What about this next one?

“I love all women, I will never stop, I want every girl that ever lived. I fuck everything that moves and if it doesn’t move… we work something out.”

Gene Simmons of Kiss, another superstar, this time rock’n roll

The guy and his plan. And the way he is willing to adapt to achieve the goal. He couldn’t have done more than two or three at a time right? Sometimes even just one had to do. So he had to have taken it in baby steps. At today’s roughly 3,5 billion women, he could’ve never really achieved it, but I don’t think he had a bad time trying to, right? Sure, he might have felt empty inside from time to time, but the perks of consistency when it came to different orgasms of his sexual partners, constantly learning, discovering new things, it must’ve compensated for the gaping emotional void from time to time.

“But the grass ain’t always greener on the other side, it’s greener where you water it”

Justin Bieber, pop superstar, popped-up from below the poverty line, took the right steps.

Even he knows that you’ve got to work for it. And no matter what the popular stance towards his person or music may be, the guy was and is an enormous talent.
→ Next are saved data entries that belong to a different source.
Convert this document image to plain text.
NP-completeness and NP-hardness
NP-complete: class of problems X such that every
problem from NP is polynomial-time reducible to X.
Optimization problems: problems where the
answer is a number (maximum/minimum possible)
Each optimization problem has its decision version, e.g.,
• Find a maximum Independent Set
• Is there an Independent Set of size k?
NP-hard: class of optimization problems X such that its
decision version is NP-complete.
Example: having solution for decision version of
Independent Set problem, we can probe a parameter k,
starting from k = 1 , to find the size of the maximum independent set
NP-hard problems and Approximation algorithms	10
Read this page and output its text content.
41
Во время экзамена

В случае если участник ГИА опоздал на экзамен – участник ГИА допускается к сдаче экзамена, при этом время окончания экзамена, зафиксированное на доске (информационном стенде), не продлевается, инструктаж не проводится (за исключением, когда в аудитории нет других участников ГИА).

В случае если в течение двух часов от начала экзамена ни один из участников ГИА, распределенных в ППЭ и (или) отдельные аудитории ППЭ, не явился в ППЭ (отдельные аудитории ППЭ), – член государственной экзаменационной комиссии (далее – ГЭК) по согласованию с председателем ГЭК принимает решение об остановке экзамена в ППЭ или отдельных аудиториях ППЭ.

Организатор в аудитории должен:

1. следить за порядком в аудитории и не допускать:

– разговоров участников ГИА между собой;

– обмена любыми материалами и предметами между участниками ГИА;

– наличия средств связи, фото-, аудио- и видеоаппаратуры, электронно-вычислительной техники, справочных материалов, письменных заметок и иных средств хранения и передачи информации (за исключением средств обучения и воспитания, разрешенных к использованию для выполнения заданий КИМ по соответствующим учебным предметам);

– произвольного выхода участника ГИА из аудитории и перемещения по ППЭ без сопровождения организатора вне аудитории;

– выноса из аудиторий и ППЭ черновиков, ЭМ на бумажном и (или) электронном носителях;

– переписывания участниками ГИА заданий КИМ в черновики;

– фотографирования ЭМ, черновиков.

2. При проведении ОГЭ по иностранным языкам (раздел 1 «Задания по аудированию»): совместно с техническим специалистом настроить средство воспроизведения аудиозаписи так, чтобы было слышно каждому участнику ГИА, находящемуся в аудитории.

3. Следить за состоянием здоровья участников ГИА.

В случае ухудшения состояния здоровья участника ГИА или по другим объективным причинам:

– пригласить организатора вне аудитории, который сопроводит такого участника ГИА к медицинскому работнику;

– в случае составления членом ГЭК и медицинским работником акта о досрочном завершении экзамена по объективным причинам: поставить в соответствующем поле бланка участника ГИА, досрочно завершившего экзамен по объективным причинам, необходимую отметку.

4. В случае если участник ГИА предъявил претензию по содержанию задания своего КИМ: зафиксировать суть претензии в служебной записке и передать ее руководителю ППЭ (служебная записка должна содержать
Musical empires can’t really be built without talent or an excellent plan. So, if you don’t like his music or his act or him as a person, does that mean you should not learn anything from him? Like the Mormon elder who might endorse bigamy and having sisters as wives?

Bieber’s baby steps are far more than just increments adding upon the needed 10,000 hours each expert needs to be great in their chosen field of interest. It’s about recognizing what you want and then doing, doing, doing while taking into account constructive criticism.

So. One year has approximately 8760 hrs. We work, sleep, travel and eat roughly 75% of that time, which leaves about 2190 hrs for all social activities. This means that you will not be able to achieve expert-level capabilities in something you’ve just taken on in 2015, even if you decide to live a friend, sex, party, all-social-activity-less life. But if you’ve taken a baby step towards your goal, it might just work. In a few years, but still.